恋蛍~君の見ている風景~【恋蛍 side story】

白いラベンダー

【atelier ENOMOTO】


筆記体でそう書かれたプレートが下がるドアの前に立ち、空を見上げる。


星も月もない、炭を流したような夜だ。


小さくて真四角で、まるで童話に登場しそうな小箱のような建物。


インターホンらしきものさえ見当たらない。


コンコンとドアをノックすると、たっぷりの時間をかけてから彼は出て来て笑った。


「来ると思った」


そう言って、榎本さんはあたしの手元のカメラと1万円札を見て、その笑顔を少し曇らせた。
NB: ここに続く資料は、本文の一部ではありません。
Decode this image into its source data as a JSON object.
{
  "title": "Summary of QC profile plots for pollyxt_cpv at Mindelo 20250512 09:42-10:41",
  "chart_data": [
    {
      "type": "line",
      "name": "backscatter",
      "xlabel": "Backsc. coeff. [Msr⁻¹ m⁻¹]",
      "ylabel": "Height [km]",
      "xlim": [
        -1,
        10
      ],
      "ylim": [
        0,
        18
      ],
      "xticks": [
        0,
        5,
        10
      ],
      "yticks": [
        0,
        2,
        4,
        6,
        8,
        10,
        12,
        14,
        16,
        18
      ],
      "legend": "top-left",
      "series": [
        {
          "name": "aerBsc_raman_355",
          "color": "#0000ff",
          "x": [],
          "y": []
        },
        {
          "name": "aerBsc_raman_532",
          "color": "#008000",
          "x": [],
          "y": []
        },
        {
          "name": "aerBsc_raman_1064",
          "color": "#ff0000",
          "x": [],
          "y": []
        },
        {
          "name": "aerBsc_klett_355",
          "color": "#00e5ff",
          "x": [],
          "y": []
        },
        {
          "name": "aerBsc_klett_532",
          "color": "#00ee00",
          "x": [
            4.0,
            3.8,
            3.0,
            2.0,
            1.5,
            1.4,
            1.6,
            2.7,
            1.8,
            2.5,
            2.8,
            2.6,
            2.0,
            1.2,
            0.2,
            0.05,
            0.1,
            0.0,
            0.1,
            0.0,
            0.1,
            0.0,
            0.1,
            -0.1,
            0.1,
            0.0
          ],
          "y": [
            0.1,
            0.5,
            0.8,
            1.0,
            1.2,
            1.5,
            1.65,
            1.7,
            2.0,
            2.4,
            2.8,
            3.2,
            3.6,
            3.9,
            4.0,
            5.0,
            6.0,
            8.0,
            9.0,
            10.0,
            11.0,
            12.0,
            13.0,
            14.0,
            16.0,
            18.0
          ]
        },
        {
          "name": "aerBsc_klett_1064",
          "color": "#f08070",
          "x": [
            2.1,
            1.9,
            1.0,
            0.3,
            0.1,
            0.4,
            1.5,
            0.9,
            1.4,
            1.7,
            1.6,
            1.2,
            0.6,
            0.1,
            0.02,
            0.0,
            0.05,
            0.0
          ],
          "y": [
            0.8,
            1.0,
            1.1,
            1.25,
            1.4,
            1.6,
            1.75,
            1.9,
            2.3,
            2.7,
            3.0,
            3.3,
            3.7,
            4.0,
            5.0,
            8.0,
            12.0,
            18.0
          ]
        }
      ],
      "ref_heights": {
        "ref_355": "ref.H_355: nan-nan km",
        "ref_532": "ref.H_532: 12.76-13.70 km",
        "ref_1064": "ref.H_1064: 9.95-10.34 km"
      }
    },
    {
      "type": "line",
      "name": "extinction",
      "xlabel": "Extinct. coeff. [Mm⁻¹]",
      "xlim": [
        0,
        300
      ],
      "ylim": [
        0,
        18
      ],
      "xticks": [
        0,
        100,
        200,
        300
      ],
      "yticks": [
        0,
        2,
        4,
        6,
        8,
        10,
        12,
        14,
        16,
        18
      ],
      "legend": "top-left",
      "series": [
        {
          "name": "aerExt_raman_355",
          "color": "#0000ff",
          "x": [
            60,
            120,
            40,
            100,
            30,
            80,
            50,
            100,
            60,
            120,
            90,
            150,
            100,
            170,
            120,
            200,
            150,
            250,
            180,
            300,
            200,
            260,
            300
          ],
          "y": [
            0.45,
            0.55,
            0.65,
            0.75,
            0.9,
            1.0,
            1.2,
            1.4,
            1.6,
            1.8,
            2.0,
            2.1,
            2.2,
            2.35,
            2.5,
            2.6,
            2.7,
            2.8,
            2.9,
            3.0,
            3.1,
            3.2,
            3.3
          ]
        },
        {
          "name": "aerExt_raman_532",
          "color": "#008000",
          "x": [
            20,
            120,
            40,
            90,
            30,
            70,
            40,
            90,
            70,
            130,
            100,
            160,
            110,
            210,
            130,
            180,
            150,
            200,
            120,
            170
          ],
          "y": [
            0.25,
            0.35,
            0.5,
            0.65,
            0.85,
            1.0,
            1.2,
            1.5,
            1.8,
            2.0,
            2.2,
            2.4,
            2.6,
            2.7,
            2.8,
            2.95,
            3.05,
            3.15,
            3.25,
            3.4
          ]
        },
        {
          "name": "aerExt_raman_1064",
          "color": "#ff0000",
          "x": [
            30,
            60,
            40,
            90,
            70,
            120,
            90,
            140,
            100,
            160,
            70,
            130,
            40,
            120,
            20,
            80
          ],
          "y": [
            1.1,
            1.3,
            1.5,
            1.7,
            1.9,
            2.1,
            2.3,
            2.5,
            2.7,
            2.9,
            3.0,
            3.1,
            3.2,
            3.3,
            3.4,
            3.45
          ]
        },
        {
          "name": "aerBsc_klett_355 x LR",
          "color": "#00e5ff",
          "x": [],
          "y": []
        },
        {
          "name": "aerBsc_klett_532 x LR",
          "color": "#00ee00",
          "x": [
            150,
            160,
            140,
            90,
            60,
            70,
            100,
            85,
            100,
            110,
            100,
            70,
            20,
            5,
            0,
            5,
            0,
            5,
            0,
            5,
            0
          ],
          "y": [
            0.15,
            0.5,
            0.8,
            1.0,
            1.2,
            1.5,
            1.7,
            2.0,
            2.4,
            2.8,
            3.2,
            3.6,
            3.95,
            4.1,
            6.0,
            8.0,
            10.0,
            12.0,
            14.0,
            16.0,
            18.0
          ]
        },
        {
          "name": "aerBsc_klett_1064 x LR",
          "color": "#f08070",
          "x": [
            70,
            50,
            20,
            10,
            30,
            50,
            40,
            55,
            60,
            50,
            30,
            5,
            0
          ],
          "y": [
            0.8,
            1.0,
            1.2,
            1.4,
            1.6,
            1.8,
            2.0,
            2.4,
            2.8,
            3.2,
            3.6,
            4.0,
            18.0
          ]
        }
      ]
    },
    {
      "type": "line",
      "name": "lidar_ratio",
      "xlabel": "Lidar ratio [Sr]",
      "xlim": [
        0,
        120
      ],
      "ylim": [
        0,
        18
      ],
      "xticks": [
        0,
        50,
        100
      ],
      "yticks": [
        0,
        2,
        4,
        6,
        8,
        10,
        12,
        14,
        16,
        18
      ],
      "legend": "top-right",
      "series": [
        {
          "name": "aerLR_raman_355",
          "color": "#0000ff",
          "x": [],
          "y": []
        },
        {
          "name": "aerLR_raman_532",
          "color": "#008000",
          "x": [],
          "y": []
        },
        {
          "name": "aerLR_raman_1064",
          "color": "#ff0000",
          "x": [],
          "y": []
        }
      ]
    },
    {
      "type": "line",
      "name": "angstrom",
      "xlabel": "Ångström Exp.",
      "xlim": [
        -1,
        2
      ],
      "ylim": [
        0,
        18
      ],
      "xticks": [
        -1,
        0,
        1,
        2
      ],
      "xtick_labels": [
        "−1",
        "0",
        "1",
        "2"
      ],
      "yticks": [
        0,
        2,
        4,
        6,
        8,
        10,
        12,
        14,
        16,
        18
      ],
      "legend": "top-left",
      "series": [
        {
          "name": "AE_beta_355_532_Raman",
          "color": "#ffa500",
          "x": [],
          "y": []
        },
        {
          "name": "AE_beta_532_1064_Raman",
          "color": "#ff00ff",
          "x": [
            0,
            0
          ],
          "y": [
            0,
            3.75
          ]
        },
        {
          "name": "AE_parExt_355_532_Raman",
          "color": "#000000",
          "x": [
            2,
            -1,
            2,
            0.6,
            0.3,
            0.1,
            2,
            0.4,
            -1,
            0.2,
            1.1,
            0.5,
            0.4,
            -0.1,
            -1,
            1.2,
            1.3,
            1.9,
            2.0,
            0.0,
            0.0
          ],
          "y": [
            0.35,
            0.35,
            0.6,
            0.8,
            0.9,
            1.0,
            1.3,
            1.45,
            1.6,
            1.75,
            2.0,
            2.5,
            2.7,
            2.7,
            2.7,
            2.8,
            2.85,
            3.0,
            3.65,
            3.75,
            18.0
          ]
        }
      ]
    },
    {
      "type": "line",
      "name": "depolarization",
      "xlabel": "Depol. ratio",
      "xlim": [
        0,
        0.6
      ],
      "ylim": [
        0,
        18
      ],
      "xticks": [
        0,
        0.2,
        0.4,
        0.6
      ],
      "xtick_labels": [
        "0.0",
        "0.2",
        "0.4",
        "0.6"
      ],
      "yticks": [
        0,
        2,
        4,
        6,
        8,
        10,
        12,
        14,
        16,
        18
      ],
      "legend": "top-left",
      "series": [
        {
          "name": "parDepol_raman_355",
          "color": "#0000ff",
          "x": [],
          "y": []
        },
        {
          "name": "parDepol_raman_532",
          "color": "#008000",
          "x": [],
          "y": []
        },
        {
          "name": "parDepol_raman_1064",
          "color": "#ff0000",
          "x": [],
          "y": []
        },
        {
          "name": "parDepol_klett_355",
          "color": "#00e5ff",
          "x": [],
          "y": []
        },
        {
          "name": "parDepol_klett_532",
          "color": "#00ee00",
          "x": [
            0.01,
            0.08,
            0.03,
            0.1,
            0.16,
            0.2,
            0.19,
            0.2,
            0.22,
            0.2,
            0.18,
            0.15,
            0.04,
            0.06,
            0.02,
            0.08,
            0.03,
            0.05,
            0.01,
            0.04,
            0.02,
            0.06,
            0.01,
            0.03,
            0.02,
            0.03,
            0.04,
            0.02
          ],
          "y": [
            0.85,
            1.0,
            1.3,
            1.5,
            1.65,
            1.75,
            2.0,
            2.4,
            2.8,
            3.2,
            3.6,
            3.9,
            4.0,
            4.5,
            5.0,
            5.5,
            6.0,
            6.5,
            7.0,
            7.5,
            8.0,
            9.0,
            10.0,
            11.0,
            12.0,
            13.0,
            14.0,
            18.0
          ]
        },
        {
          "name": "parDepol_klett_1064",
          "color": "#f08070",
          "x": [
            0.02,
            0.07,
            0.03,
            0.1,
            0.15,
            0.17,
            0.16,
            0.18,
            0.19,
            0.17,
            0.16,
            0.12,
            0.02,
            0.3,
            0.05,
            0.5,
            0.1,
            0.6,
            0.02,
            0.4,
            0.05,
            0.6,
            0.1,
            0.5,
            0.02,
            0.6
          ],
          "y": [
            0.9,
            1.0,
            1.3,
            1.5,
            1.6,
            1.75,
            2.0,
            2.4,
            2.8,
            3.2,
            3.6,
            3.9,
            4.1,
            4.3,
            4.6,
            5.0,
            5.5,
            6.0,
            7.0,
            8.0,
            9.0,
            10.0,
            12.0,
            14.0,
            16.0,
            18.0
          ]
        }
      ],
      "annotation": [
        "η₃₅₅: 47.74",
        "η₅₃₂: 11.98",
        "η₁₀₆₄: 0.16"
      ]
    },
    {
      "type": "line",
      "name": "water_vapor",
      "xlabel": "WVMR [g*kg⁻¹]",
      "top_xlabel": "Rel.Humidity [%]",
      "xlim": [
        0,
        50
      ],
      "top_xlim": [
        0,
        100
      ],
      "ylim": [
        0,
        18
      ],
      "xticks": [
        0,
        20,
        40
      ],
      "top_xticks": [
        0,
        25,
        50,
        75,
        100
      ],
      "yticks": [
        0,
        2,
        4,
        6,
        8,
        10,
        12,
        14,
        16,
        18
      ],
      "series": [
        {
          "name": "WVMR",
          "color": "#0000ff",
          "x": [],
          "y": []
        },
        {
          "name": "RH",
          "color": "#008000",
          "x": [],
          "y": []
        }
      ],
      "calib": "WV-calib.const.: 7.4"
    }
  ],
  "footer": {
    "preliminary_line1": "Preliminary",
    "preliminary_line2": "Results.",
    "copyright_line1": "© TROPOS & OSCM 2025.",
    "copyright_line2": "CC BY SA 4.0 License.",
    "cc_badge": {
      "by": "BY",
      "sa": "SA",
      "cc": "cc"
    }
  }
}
押し黙るあたしの心を見透かすような表情を浮かべて、彼はきっぱりと言い切った。


ユキナ・ヒイラギの新作ドレスのように、飾りひとつないシンプルかつストレートな言葉で。


「わざとだよ」


やっぱり。


「わざと置き忘れた」


そう言って彼は爽やかに笑う。


飄々とした開き直りの態度の彼を見て思った。


誠実な人だと。


ドラマや映画のセリフのように装飾物だらけの言葉を使う優しい男より、俄然、誠実に思えた。


「そうだと思ってました」


あたしは言い返し、榎本さんにカメラと1万円札を差し出した。